The way I did is to consider a 'state', $(n,x)$, where $n$ represents the number of vertices it has visited, and $x$ is a binary represents whether it is at the original or not. It should be a regular Markov Chain.
Therefore, the ant starts at $(1,\text{True})$ state and move to $(2,\text{False})$ state with probability $1$ $\ldots$ $(4,\text{True})$ state is the only absorbing state.
After some calculations, my result is $\mathbf{7}$. I am wondering whether it is correct or not and do you guys have other insights?
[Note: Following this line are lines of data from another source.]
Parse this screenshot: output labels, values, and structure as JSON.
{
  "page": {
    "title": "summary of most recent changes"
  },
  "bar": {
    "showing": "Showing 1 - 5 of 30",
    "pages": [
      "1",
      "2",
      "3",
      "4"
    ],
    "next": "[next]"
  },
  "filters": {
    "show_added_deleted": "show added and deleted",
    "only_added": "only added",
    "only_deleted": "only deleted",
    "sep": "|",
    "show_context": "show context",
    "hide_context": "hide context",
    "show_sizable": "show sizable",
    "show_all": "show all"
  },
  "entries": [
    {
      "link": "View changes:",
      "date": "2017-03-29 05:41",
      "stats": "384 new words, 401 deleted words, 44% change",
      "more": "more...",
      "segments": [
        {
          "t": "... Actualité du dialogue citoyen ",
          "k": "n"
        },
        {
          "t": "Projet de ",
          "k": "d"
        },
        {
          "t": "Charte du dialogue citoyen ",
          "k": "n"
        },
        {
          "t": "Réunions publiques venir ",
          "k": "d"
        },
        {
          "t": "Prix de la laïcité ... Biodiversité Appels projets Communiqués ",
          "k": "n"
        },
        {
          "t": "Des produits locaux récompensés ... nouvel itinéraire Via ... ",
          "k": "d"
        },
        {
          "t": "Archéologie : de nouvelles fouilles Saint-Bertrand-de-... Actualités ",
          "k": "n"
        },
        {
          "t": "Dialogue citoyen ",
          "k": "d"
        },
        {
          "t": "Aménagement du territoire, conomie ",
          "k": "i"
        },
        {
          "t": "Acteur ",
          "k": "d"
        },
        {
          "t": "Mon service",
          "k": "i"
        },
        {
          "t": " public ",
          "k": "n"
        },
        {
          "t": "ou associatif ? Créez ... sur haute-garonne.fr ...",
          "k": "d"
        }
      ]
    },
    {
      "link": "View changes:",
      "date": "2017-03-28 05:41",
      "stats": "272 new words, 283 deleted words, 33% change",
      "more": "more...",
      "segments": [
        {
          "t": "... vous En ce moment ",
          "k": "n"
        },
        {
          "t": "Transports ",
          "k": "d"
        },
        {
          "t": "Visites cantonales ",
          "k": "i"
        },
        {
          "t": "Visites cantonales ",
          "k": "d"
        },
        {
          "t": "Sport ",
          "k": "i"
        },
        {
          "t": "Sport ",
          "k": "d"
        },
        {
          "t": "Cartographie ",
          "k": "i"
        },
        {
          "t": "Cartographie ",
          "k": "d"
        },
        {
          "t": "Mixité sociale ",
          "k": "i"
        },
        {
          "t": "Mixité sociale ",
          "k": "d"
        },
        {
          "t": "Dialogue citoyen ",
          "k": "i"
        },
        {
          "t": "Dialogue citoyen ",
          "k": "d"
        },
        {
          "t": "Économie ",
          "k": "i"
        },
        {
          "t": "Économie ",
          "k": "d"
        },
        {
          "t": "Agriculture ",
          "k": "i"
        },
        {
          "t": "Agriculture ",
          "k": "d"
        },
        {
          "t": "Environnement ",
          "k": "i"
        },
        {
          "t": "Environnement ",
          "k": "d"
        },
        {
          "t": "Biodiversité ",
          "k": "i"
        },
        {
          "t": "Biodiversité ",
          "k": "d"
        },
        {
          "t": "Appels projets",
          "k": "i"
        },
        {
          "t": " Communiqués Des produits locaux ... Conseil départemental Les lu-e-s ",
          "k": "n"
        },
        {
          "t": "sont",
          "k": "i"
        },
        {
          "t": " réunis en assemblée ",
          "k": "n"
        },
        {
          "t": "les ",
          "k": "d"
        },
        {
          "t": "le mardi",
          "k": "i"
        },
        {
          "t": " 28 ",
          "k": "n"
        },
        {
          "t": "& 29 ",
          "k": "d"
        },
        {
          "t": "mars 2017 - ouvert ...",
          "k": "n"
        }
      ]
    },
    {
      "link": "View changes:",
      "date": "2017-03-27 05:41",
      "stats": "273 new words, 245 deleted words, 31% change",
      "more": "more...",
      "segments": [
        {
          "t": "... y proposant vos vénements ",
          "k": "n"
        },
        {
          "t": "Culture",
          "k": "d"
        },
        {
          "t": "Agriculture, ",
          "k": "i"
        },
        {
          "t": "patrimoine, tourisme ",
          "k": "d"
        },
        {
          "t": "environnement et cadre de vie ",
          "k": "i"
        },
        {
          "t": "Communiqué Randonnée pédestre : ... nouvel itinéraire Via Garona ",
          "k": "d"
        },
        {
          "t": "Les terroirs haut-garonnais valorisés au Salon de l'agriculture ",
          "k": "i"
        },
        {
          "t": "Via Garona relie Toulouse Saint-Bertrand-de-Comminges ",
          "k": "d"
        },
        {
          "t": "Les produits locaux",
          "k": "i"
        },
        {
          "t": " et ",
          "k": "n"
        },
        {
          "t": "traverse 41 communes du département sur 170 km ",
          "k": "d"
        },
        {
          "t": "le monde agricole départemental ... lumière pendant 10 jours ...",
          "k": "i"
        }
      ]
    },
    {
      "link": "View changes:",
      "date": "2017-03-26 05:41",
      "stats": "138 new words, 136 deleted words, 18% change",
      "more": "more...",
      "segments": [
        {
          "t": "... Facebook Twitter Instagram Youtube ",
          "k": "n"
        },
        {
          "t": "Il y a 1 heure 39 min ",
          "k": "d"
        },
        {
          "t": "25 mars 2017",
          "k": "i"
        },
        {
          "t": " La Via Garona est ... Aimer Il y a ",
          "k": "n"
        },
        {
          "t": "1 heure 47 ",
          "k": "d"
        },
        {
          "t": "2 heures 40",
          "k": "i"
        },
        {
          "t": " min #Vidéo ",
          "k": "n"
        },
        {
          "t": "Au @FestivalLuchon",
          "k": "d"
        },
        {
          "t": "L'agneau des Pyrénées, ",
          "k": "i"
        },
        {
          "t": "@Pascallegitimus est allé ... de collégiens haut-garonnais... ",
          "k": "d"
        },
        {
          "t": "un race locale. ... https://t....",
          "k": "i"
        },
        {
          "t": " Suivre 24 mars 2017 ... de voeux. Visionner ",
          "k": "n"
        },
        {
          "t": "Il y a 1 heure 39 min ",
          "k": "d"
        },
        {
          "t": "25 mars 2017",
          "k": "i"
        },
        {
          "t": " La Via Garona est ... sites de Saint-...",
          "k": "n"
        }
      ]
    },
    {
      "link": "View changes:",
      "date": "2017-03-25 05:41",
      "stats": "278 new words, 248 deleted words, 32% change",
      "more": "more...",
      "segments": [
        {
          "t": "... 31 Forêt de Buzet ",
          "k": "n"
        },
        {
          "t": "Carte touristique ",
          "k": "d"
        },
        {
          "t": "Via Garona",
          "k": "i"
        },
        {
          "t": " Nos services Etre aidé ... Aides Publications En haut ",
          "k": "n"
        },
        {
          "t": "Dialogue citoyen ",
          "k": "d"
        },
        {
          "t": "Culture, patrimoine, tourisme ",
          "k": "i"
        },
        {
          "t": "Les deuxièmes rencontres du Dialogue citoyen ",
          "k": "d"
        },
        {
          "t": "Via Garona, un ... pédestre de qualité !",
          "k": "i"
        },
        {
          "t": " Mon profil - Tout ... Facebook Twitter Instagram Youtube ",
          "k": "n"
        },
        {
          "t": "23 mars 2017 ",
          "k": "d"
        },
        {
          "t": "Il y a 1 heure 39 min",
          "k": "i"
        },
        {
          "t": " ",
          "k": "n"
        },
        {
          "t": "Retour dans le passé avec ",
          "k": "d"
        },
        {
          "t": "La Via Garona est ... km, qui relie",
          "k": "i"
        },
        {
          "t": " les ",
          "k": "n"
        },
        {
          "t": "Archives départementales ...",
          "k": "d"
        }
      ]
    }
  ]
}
Appreciate the community!!!
Edit. I'm sorry. I messed up with the matrix. The correct answer should be $8.5$ from my side.
Best Answer
Sketch of Proof. Suppose the ant is moving on an $n$-simplex. Then the crucial observation is that we can come up with a Markov chain which moves in a single direction:
$$ 0 \overset{\frac{n}{n}}{\longrightarrow} 1 \overset{\frac{n-1}{n}}{\longrightarrow} 2 \overset{\frac{n-2}{n}}{\longrightarrow} 3 \overset{\frac{n-3}{n}}{\longrightarrow} \quad\cdots\quad \overset{\frac{1}{n}}{\longrightarrow} n \overset{\frac{1}{n}}{\longrightarrow} \texttt{origin}, $$
Here are some explanations:
Each $i=0,1,\ldots,n$ represents the state at which the ant has visited $i$ vertices, not counting the origin.
The state $\texttt{origin}$ represents the state at which the ant has visited all the stated and is located at the origin. We are interested in the expected hitting time of this state.
The arrow $i \overset{p}{\longrightarrow} j$ means that the chain jumps from $i$ to $j$ with probability $p$.
Each loop from $i$ to $i$ itself is omitted from the above diagram, since drawing them is super painful with vanilla MathJax. However, it is easy to recover them from the other arrows.
Just at the moment the ant has visited all the $n$ vertices (not counting the origin), the location of the ant cannot be the origin. This explains the last transition $$n \overset{\frac{1}{n}}{\longrightarrow} \texttt{origin}.$$
From this, we find that
The transition $0 \to 1$ takes $T_{0\to1} = 1$ unit of time.
The transition $1 \to 2$ takes $T_{1\to2} \sim \operatorname{Geometric}(\frac{n-1}{n})$ unit of time.
The transition $2 \to 3$ takes $T_{2\to3} \sim \operatorname{Geometric}(\frac{n-2}{n})$ unit of time.
and likewise for all the other transitions. So, the expected time from the state $0$ to $\texttt{origin}$ is
\begin{align*} &\mathbf{E}[T_{0\to1} + T_{1\to2} + T_{2\to3} + \cdots + T_{(n-1)\to n} + T_{n\to\texttt{origin}}] \\ &= \frac{n}{n} + \frac{n}{n-1} + \frac{n}{n-2} + \cdots + \frac{n}{1} + \frac{n}{1} \\ &= n\left( \frac{1}{n} + \frac{1}{n-1} + \frac{1}{n-2} + \cdots + 1 + 1 \right) \\ &= n(H_n + 1). \end{align*}